Muito bom o artigo. São atitudes simples que todo bom programador precisaria ter, mas como a presa é inimiga da perfeição, deixamos de lado certos princípios que poderiam nos ajudar muito num futuro próximo. Parabéns!
Olá !
Muitos avisos interessantes para os marinheiros de primeira viagem ou mesmo relaxados no desenvolvimento, mas não concordo onde vc instrui à construir novos frameworks de tratamento de datas, ou validadores,etc… Hoje em dia, é muito difícil não encontrar algo pronto e maduro que não sirva para vc.
O maior problema que encontro nos projetos que passo, é exatamente os desenvolvedores fazerem seus próprios frameworks, incluir essas horas durante o desenvolvimento e não entregar nada de valor para o cliente e culpar o Java como sendo uma linguagem de desenvolvimento lenta.
Construir esses frameworks para tecnologias mais comuns, deixe para fazer em casa, em sessões de Dojos, pq no trabalho o que faz um cara bom é entregar software de valor para o cliente.
[]’s
Excelente artigo.
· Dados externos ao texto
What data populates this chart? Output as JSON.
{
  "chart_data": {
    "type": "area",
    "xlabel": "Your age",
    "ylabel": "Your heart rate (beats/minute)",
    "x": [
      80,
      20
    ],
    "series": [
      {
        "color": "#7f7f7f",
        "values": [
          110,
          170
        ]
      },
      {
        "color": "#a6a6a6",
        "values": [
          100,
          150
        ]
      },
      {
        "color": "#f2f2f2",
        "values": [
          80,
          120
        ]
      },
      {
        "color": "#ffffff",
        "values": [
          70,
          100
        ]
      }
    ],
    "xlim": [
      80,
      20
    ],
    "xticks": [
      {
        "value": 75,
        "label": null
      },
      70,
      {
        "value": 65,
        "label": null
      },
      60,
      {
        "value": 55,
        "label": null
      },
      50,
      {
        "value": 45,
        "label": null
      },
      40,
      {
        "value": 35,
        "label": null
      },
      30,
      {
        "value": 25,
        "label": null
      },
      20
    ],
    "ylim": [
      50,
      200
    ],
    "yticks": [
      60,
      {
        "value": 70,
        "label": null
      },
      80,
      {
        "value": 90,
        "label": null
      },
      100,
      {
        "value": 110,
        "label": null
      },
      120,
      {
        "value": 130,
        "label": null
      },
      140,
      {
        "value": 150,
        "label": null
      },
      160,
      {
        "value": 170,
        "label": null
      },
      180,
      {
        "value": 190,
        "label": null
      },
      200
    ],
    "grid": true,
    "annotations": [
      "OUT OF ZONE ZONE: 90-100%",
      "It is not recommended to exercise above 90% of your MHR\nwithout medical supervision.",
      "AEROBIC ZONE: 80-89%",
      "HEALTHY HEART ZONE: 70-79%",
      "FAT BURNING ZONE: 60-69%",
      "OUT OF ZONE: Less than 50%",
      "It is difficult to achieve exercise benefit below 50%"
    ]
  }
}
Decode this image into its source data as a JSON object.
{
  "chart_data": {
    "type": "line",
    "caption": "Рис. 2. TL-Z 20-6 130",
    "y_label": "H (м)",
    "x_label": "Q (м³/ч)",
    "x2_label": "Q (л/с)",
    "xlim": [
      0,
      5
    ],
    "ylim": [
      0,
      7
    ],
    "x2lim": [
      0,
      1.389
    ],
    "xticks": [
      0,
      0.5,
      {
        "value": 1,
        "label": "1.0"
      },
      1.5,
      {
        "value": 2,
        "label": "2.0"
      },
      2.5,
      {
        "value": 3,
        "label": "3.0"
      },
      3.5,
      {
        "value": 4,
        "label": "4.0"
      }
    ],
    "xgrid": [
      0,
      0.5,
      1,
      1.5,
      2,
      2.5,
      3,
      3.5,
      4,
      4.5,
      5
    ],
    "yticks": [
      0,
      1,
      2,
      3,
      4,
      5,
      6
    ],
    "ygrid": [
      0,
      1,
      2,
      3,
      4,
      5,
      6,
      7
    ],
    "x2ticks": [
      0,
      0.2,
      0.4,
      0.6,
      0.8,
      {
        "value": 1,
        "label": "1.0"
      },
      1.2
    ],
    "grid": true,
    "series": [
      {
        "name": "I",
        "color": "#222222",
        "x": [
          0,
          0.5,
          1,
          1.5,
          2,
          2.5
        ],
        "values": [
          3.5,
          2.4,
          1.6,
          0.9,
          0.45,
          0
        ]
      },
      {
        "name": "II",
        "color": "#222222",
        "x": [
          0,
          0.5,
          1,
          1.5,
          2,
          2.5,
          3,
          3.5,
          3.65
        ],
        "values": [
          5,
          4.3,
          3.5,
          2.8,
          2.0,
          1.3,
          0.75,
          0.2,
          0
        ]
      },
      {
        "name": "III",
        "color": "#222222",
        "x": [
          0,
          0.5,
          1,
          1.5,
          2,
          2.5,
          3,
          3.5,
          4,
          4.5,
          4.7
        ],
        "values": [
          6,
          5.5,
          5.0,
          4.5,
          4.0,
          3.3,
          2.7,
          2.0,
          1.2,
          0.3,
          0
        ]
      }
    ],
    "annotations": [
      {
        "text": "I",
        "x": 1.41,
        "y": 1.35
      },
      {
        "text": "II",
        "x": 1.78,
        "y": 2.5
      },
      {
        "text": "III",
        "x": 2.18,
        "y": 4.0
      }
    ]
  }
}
Direto ao ponto e realmente recheado de dicas importantes.
A mensagem que deve ser entendida não é “faça seu próprio framework”, porque isso é dificil. Sobretudo no assunto datas e tempos. Sempre que possivel use frameworks já prontos. Eu mencioneio o Joda-Time, Apache Validation e o Hibernate, por exemplo. A mensagem é “não use frameworks de terceiros diretamente” , tente sempre encapsulá-los numa API sua. Isto porque eles sendo bons , não são perfeitos , e alguns são bem trabalhosos (o JFreechart por exemplo) , alguns fazem coisas que não são intuitivas, como o Hibernate. Então, uma API sua, sempre pode ser usada para limar essas arestas.
Fantástico artigo, parabéns mesmo. Poucas coisas não concordei, beeeeeeem poucas coisas.